L’école inclusive est aujourd’hui une priorité affichée par l’AEFE. Le SNES-HDF partage pleinement cet objectif, l’éducation pour tous et toutes est un droit fondamental. L’accueil des élèves à besoins éducatifs particuliers doit être garanti partout dans le réseau, mais les ambitions affichées ne pourront se concrétiser sans moyens humains, formation et accompagnement.
À l’étranger, les familles sont souvent confrontées à des situations particulièrement complexes. L’expatriation s’accompagne parfois d’un éloignement des structures de soins, de l’absence d’orthophonistes, de psychologues, de psychomotriciens ou encore de structures spécialisées. Les barrières linguistiques et les différences entre les législations locales et le système éducatif français rendent les parcours encore plus difficiles. Dans certains pays, l’absence de structures adaptées ou d’équipes médico-sociales renforce encore les difficultés rencontrées par les familles.
Sur le terrain, les personnels font face à un sentiment d’impuissance. Ils sont confrontés à une grande diversité de situations sans toujours disposer des outils et des formations nécessaires. Le SNES-HDF rappelle que l’école inclusive ne peut reposer sur la seule bonne volonté des équipes.

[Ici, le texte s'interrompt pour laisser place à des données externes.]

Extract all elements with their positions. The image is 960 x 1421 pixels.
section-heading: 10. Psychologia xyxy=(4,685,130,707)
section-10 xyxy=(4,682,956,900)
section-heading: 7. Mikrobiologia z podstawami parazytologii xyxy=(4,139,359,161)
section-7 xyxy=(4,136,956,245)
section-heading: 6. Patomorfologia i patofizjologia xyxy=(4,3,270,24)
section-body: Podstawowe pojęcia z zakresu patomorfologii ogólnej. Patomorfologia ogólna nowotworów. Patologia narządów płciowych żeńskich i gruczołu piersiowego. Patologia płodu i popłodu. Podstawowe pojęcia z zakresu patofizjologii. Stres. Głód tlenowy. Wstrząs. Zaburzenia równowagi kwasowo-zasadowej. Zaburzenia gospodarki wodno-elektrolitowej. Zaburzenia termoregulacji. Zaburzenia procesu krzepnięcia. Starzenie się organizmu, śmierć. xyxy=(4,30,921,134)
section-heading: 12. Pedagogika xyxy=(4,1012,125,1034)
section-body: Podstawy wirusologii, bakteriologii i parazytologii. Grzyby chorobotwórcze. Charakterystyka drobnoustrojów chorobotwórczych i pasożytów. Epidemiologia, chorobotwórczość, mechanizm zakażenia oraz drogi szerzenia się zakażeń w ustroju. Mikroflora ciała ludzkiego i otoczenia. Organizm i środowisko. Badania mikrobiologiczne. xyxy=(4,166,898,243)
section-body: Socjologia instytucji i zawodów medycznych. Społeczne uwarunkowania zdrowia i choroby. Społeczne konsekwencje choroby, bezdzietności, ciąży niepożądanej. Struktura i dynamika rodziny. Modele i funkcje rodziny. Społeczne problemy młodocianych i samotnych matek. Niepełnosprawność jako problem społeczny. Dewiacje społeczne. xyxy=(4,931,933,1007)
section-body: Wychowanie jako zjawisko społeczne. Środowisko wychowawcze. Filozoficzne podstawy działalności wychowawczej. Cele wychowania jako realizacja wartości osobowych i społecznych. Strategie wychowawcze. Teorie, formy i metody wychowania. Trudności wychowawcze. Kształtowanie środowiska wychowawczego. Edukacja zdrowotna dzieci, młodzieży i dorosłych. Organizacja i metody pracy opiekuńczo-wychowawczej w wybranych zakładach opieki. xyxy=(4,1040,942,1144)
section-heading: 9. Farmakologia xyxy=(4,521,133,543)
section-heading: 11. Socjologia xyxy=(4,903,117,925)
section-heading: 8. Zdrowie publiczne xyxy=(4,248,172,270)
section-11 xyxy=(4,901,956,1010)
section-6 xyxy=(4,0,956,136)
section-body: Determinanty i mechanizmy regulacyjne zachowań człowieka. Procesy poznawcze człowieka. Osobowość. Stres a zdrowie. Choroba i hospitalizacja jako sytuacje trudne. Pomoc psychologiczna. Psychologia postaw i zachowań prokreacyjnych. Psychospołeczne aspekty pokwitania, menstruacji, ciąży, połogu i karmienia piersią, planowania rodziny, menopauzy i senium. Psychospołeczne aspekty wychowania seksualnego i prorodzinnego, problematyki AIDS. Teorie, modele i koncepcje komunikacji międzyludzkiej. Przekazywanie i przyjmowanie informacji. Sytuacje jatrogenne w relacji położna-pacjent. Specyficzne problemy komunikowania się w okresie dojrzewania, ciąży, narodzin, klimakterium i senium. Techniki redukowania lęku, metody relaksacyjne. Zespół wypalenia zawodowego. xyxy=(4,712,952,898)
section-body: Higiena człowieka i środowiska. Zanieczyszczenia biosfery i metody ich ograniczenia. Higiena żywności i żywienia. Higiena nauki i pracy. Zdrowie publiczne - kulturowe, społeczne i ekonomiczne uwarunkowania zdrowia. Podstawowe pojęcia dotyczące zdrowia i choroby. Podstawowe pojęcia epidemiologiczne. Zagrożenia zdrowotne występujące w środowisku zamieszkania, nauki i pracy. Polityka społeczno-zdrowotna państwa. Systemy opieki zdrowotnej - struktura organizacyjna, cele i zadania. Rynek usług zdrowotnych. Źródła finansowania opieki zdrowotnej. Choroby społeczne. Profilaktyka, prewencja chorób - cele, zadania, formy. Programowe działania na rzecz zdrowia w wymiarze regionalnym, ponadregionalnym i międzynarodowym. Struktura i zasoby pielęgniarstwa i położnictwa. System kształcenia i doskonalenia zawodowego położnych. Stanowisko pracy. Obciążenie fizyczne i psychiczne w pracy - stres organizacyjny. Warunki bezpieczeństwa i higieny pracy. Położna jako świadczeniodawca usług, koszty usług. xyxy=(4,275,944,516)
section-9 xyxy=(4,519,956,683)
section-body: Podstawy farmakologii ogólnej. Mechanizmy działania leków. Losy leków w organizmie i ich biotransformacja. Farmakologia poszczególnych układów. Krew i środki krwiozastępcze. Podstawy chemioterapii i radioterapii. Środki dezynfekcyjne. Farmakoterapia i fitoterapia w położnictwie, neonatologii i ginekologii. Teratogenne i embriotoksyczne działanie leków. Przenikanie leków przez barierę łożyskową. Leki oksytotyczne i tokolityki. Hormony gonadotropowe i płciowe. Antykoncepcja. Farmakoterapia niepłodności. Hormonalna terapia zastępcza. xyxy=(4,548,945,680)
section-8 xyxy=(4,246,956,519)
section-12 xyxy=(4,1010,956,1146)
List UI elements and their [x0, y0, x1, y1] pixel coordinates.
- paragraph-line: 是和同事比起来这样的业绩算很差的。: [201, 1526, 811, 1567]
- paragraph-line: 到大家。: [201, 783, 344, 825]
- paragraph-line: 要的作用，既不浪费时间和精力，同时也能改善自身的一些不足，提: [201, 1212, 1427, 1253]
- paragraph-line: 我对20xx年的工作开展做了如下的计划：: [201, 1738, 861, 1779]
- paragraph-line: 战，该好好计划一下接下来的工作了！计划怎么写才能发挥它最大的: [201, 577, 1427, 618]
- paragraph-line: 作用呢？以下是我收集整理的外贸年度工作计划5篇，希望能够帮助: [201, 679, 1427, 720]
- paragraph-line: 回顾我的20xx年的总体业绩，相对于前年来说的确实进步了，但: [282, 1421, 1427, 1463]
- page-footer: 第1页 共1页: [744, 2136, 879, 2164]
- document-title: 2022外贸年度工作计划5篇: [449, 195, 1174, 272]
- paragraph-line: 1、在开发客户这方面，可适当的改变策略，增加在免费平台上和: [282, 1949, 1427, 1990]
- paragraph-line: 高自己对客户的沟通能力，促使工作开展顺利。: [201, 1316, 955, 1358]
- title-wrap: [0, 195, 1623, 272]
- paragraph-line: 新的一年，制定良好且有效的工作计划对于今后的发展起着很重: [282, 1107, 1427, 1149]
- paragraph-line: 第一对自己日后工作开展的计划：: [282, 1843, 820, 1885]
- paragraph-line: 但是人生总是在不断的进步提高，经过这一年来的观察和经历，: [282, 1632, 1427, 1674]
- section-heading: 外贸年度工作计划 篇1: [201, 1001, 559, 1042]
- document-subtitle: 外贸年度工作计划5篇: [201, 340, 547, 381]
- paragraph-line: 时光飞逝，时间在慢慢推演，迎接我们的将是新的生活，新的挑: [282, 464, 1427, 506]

Pour répondre aux besoins des élèves et des familles, le développement de l’école inclusive dans le réseau doit s’appuyer sur plusieurs priorités :
– une véritable formation initiale et continue des personnels sur les besoins éducatifs particuliers
– la création d’un cadre clair pour les AESH dans les EGD et les établissements conventionnés, avec des emplois identifiés et reconnus
– la mise en place de pôles inclusifs dans les établissements, associant enseignants spécialisés, psychologues et personnels ressources
– le développement d’un réseau d’aide spécialisé comparable aux RASED existant en France, avec des postes d’enseignants spécialisés et de psychologues scolaires détachés
– la création de postes de psychologues scolaires, détachés ou recrutés localement, avec un lien institutionnel clairement identifié avec l’Éducation nationale et l’AEFE
– la présence, a minima, d’un psychologue dans tous les établissements de plus de 500 élèves
– le déploiement de référents inclusion à l’échelle des zones afin d’accompagner les équipes et les familles
– la création, au siège de l’AEFE, d’un poste dédié au pilotage de la politique de l’école inclusive, afin d’assurer la cohérence et le suivi des dispositifs dans l’ensemble du réseau
– un accompagnement renforcé des familles, particulièrement fragilisées par l’éloignement et le manque de ressources locales
Le SNES-HDF salue les avancées engagées par l’AEFE et le travail mené depuis ces 10 années autour de l’Observatoire des élèves à besoins éducatifs particuliers. Mais l’inclusion ne peut rester une ambition ou un affichage. Elle nécessite une politique volontariste et des moyens pérennes à la hauteur des besoins.
Construire une école réellement inclusive dans les établissements français à l’étranger, c’est permettre à chaque élève de trouver sa place et garantir aux personnels les moyens d’exercer leurs missions. C’est une priorité que le SNES-HDF continuera à porter dans toutes les instances.